Let’s say you already had the headset on while playing a video game. If you come across a VR ecommerce ad, for example, the ad loses the enchantment that comes with VR because you were already doing something much more entertaining.

COVID May Have Overestimated the Hype

The pandemic saw a lot of consumers at home for more than a year. Many innovative at-home experiences like VR and livestream shopping burgeoned as people continued their lives in their houses.

But now, people miss human interaction, and the appeal of VR may have blunted the spike in excitement.

Putting VR Statistics Under a Microscope

A lot of statistics out there seem to indicate that VR is taking the world by storm and exploding in market size. That’s only kind of true—like how early sailors saw “mermaids” in the water, but they were actually manatees.

For one, many statistics lump AR and VR into the same market, which inflates VR’s reputation. For another, the data is often misleading.

For example, a graph from Statista shows a steadily growing market for AR and VR. For 2023, the revenue for the AR and VR market is projected to be $8.57 billion, and by 2027, it’s expected to increase to $14.24 billion. But that’s not the full picture.

According to Statista Market Insights, the “AR and VR market” comprises the following segments:

  • AR advertising
  • VR advertising
  • AR hardware
  • VR hardware
  • AR software
  • VR software

If you look at each of these segments’ revenue, they are all on a steady incline. But if you look at the graphs for revenue change by segment, you’ll find that the segments start to stagnate or even decline in the coming years.

That means the market is growing, yes, but by less and less each year. The rise of VR doesn’t sound so imminent now.

Other stats show that projections were overestimated. As we mentioned before, the pandemic may have overhyped VR’s role in consumers’ lives. An IDC report, for example, shows that AR/VR headset shipments declined by 20.9% in 2022.

As reasons for the decline, the report cites limited headset sellers in the market, a previous year of consumers stuck at home, and the headsets not reaching a mass market.

The report also says that sales are expected to rebound in 2023 and after.
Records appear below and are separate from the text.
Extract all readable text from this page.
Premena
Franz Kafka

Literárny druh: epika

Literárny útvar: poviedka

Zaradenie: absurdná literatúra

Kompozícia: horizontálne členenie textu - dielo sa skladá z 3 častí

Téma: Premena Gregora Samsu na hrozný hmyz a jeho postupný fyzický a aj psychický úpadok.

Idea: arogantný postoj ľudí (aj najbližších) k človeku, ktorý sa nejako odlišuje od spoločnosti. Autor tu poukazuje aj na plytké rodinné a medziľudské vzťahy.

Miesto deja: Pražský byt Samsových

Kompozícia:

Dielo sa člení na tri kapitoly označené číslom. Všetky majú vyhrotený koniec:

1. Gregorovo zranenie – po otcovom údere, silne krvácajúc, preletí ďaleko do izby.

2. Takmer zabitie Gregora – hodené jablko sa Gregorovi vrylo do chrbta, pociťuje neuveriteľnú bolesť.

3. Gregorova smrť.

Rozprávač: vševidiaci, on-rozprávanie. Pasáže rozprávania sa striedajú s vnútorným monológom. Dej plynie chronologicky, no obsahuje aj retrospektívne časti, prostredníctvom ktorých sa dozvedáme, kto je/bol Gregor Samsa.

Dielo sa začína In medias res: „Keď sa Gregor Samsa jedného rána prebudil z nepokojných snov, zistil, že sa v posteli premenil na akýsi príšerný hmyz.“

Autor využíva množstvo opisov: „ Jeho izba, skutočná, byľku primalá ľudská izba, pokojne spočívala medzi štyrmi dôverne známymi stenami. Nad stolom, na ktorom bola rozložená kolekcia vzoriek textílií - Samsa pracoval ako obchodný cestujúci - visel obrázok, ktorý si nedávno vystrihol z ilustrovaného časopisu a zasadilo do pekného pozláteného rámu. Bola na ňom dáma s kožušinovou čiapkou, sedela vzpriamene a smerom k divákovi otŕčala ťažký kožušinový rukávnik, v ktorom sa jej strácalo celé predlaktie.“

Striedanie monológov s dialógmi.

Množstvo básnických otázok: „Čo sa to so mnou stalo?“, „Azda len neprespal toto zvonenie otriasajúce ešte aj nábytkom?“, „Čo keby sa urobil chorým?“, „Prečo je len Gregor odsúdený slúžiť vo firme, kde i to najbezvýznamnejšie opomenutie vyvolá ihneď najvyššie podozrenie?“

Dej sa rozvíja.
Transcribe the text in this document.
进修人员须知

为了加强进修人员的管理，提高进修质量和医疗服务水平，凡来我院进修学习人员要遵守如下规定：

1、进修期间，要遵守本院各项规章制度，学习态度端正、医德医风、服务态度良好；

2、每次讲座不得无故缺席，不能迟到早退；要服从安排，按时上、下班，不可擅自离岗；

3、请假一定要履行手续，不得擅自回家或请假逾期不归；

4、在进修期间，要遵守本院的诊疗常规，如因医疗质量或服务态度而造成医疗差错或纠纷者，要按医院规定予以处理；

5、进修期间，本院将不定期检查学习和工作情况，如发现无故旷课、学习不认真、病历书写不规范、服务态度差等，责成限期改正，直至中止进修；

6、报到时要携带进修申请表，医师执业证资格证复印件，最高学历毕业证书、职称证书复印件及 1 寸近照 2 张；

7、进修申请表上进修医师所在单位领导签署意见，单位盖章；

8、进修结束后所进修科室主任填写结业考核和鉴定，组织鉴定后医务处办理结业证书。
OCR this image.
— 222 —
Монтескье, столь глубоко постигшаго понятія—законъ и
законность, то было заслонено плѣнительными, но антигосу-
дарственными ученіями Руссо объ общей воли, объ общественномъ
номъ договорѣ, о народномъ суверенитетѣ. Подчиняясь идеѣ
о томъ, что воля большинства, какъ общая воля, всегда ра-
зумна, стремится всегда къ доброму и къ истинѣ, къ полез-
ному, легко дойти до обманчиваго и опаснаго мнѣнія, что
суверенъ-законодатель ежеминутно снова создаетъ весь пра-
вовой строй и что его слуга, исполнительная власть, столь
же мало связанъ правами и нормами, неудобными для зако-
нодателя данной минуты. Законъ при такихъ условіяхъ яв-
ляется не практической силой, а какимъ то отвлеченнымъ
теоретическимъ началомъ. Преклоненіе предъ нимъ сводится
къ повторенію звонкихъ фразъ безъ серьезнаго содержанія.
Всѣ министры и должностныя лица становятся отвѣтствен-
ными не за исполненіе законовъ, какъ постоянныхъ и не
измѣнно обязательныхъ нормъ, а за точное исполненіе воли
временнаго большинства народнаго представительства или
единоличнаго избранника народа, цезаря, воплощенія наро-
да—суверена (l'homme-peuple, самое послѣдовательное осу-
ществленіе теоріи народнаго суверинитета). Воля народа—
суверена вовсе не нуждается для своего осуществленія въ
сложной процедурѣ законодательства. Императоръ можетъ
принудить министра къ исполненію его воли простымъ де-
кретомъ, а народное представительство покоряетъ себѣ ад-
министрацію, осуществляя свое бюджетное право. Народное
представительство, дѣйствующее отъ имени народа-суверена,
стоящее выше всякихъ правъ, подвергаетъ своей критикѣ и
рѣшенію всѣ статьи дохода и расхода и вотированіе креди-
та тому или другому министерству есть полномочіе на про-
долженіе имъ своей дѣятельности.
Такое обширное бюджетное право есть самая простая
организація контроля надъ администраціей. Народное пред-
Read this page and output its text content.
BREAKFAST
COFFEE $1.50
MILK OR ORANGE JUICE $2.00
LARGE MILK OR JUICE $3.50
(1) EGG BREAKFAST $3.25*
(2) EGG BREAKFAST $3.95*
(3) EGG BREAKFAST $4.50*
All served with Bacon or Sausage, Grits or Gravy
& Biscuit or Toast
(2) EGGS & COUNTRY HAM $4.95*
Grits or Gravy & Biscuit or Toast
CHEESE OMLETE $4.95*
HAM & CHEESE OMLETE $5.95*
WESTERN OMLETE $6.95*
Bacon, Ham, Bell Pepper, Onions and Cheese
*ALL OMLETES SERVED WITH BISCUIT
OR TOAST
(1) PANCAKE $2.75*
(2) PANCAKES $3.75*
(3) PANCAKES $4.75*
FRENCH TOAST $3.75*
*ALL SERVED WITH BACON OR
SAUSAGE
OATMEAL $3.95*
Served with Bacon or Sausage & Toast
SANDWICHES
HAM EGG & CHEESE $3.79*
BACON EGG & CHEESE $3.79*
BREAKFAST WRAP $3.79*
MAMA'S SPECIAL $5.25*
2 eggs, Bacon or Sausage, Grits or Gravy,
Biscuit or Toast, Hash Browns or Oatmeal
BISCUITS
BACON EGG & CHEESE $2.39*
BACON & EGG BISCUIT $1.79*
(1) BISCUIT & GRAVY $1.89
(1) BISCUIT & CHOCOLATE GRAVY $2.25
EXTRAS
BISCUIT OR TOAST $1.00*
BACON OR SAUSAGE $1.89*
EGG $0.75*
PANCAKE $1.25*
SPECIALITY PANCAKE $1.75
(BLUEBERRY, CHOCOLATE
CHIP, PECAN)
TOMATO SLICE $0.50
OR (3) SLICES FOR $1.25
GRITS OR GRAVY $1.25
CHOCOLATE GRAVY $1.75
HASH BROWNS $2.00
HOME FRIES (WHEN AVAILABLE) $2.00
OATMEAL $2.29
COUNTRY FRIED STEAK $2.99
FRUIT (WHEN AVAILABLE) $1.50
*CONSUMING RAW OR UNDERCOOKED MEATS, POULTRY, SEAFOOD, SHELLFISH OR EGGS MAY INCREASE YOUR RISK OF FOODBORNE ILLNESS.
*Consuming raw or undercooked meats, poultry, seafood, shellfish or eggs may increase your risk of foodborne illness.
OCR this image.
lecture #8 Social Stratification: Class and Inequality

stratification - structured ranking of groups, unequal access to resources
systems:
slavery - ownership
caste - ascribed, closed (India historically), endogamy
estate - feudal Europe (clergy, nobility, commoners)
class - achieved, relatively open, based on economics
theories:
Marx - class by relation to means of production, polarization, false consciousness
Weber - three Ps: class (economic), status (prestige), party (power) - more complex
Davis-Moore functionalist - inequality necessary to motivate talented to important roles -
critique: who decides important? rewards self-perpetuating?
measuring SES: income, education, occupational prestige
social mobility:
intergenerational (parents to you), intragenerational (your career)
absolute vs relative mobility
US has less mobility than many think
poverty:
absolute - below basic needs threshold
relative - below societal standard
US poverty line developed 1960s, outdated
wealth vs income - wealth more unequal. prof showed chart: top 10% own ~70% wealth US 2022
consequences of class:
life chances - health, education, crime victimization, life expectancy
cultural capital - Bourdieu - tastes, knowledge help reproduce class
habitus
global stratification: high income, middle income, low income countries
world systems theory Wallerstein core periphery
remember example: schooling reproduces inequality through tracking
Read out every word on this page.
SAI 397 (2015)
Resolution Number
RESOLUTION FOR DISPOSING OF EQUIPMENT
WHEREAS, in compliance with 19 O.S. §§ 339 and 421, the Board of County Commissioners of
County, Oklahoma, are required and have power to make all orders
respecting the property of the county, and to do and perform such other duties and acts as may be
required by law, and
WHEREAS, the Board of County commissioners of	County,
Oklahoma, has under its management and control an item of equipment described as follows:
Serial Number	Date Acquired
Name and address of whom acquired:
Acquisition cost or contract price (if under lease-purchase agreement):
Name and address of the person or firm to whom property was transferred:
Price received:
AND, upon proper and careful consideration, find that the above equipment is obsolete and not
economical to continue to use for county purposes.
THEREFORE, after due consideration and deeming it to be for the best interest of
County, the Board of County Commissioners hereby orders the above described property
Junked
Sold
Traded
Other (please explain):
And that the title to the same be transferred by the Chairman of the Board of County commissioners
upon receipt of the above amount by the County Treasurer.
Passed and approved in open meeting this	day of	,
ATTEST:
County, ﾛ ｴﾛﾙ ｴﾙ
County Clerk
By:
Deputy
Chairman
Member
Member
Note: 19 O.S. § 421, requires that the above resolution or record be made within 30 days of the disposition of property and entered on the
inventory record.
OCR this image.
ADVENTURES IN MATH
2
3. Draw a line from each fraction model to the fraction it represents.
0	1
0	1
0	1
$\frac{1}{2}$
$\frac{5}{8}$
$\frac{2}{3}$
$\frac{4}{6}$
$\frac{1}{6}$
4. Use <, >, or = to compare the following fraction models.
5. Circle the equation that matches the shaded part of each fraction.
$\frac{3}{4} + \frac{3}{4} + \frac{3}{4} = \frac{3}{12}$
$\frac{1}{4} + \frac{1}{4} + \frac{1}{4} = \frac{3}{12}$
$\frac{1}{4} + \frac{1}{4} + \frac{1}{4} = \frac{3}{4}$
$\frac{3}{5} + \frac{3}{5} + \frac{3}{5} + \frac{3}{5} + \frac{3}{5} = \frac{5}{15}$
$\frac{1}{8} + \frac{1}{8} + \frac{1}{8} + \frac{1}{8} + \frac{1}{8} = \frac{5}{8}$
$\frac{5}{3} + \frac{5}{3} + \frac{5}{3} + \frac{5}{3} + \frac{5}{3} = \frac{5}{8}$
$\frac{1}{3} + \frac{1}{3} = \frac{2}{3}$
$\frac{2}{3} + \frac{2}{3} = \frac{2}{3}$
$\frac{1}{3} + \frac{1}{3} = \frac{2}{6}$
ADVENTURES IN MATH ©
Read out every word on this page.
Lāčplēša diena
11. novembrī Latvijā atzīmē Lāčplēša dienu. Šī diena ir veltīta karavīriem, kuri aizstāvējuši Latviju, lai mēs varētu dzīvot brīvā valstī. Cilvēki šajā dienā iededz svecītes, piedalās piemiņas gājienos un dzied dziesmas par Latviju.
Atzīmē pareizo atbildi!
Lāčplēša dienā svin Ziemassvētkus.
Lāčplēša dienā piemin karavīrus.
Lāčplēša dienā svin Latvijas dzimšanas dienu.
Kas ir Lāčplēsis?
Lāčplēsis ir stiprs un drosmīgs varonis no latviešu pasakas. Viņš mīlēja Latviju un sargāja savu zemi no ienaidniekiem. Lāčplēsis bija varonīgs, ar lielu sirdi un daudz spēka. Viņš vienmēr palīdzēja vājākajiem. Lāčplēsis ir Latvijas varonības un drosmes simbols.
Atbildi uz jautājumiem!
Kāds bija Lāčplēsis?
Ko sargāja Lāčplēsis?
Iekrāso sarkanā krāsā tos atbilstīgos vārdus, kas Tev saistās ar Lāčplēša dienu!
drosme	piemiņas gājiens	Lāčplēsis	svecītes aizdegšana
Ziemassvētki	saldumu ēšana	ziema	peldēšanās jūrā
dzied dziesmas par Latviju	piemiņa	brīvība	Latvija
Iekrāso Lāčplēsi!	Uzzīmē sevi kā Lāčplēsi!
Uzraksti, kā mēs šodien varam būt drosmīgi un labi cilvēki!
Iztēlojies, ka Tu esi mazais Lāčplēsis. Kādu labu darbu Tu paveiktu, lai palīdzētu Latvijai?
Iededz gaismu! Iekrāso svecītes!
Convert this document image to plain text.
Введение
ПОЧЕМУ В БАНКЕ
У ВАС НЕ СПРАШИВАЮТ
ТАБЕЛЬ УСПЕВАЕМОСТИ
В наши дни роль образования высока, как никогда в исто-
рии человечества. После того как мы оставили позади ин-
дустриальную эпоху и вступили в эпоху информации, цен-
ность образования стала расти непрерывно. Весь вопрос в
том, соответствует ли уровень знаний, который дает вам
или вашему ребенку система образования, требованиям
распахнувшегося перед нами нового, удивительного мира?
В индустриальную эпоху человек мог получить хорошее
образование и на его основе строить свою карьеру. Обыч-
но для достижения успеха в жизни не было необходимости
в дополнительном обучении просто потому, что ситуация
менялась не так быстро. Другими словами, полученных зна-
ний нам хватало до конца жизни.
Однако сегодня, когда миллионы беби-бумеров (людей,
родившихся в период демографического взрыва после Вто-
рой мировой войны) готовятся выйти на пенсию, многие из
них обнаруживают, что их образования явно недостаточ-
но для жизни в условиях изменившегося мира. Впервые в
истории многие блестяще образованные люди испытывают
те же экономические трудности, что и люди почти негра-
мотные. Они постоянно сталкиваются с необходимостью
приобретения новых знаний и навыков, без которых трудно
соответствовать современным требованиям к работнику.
But those are estimates, and the increases aren’t explosive.

Apple’s Vision Pro Offers a Reality Check on Virtual Reality

Apple announced its Vision Pro headset in June 2023, but the tech company initially had a goal to sell three million units a year. Now, it aims to sell just under one million a year.

What’s more, Apple’s stock fell by about one percent after it announced its “one more thing.”

Don’t misunderstand us—the Vision Pro looks incredible, and the potential uses are unfathomable.

But there just isn’t a mass market for VR headsets yet. Unless you’re a luxury goods vendor, those willing to spend $3,500 on an HMD probably represent a small portion of your existing target audience.

Success With VR Is Still Possible

Virtual reality in ecommerce is the future because accessibility and demand aren’t fully present yet. But an ecommerce company that thinks ahead is a smart company.

Prepare your business for what could be a huge VR market in the future with the following tips:

  • Stay on top of VR tech developments.
  • Try VR for yourself and note what elements you like about it.
  • Determine if VR makes sense for your industry based on your audience and product.
  • Brainstorm ways to use VR in marketing to help solve business problems.
  • Research VR success stories, specifically in the context of ecommerce.
  • Consider AR and non-immersive virtual reality for your online store.

As long as you’re thinking about VR—and not jumping any virtual guns—your ecommerce business will have the proper equipment to take on what will surely be a challenging medium to navigate.